As declarações do Presidente do Supremo Tribunal Militar, de que os indicios de golpe em 8 de janeiro, devem ser lidas como uma sinalização dos comandos militares e uma passo no sentido de se acomodar ao governo. Foram seguidas por decisões como a de aceitar acusação contra um coronel que ofendeu o Alto Comando e novas declarações a respeito de militares que questionaram junto com Bolsonaro as urnas eletronicas . Por um lado, tentar tomar distancia do 8 de janeiro reafirmando o carater ilegal daquela manifestação, dando carta branca para o STF e o TSE avançarem no julgamento e apontando para a punição de alguns coroneis como forma de disciplinar a media oficialidade e se calando frente a decisão de tornar Bolsonaro inelegivel. No limite, se necessário, até punir algum general de poucas estrelas. Por outro, faz o balanço da participação militar do governo anterior, responsabilizando Bolsonaro por uma atuação política maior que o desejado da oficialidade na política, repetindo quase literalmente muito do Lula tem afirmado sobre a questão e tentando traçar uma divisão entre ativa e reserva, preservando o atual Alto Comando.

No entanto, as dificuldades para o alto comando avançar nesse sentido são de várias ordens, das quais ressaltamos contradições em dois planos distintos, mas que se tocam. As dificuldades geopolíticas, da polarização da política dos EUA entre trumpistas e Democratas e das relações internacionais cada vez mais tensas, marcadas pela guerra da Ucrânia e pelo acirramento das disputas entre EUA e China. As dificuldades dentro da caserna, que não saiu ilesa da enorme politização dos últimos anos. Muito mais do que o generalato, os coronéis e a média oficialidade aderiram ao bolsonarismo e agora oferecem resistência à adesão da cúpula ao governo da Frente Ampla. A cúpula militar também tenta manter a liderança da extrema direita bolsonarista que passou os últimos anos pedindo golpe militar, ao mesmo tempo em que avança na acomodação ao novo governo. Essas dificuldades podem se concentrar nos próximos meses na CPI do 8 de janeiro e nos julgamentos do STF.

O governo Biden, a visita militar chinesa e a CPI do 8 de janeiro

No mesmo artigo já citado, os autores apontam a atual dinâmica das relações geopolíticas do exército. “Embora já exista certo contato com os chineses, este é numa dimensão infinitamente menor do que já vem ocorrendo com os EUA ao longo dos últimos anos.

Aqueles que se debruçam sobre questões ligadas às Forças Armadas aguardam os próximos passos dos chefes militares brasileiros.
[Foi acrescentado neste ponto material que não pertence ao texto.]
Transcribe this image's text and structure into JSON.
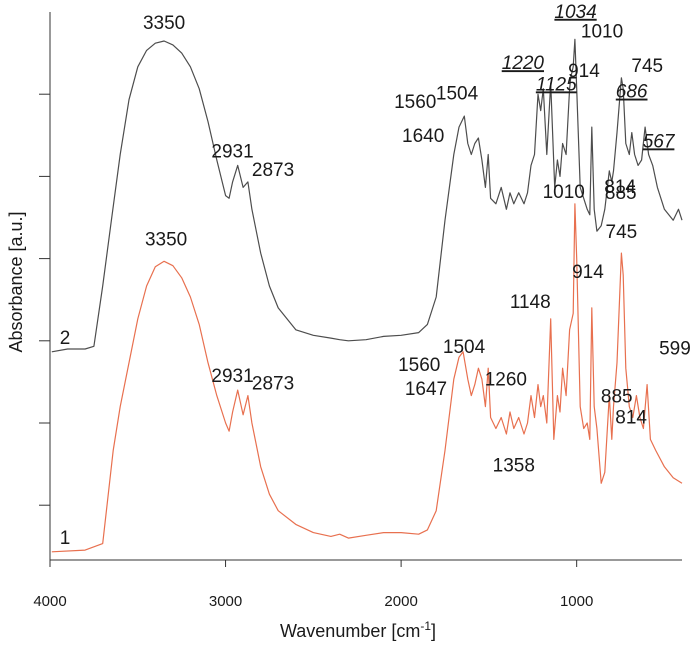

Entretanto, a princípio há indícios que apontam para um rápido estreitamento de laços com os militares chineses.”

Pode-se dizer que a visita de 17 generais chineses para uma série de reuniões e visitas a instalações militares brasileiras foi um marco histórico. Uma prosseguimento rápido dos acordos acertados durante a visita de Lula à China, entre eles os acordos no setor Aeroespacial, envolvendo a possibilidade de parcerias com a Embraer. Seguiram-se também reuniões com integrantes da Marinha.

Tudo isso não passaria despercebido pelo governo Biden, nem nos governos da União Europa. O recado foi transmitido via Financial Times, que publicou longa matéria sobre o envolvimento dos EUA nas eleições brasileiras. Alguns trechos desse artigo soam como uma ameaça direta à cúpula militar brasileira: “Um alto funcionário brasileiro que esteve envolvido de perto, lembra que o ministro da Marinha de Bolsonaro, o almirante Almir Garnier Santos, era o mais “difícil” dos chefes militares. “Ele foi realmente tentado por uma ação mais radical”, afirma esse funcionário. “Então, tivemos que fazer todo um trabalho de dissuasão. O Departamento de Estado e os militares dos EUA disseram que iriam romper acordos militares com o Brasil, como treinamentos e outros tipos de operações conjuntas.”

Em um jantar tenso no fim de agosto com chefes militares que foi até as duas da manhã, figuras importantes da sociedade civil tentaram convencê-los de que as urnas eletrônicas não estavam fraudadas contra Bolsonaro e que eles deveriam respeitar o resultado da eleição.

A administração Biden não interviu no processo eleitoral brasileiro em defesa da democracia, obviamente, mas para debilitar o principal aliado internacional de Trump. A confissão pública dessa intervenção, no entanto, está mais condicionada pela disputa com a China do que com Trump. Poderia a administração Biden ter conteúdo mais comprometedor para os generais e altos oficiais das três forças frente a CPI e aos processos que correm no STF e que esteja usando como elemento de pressão contra a aproximação com a China?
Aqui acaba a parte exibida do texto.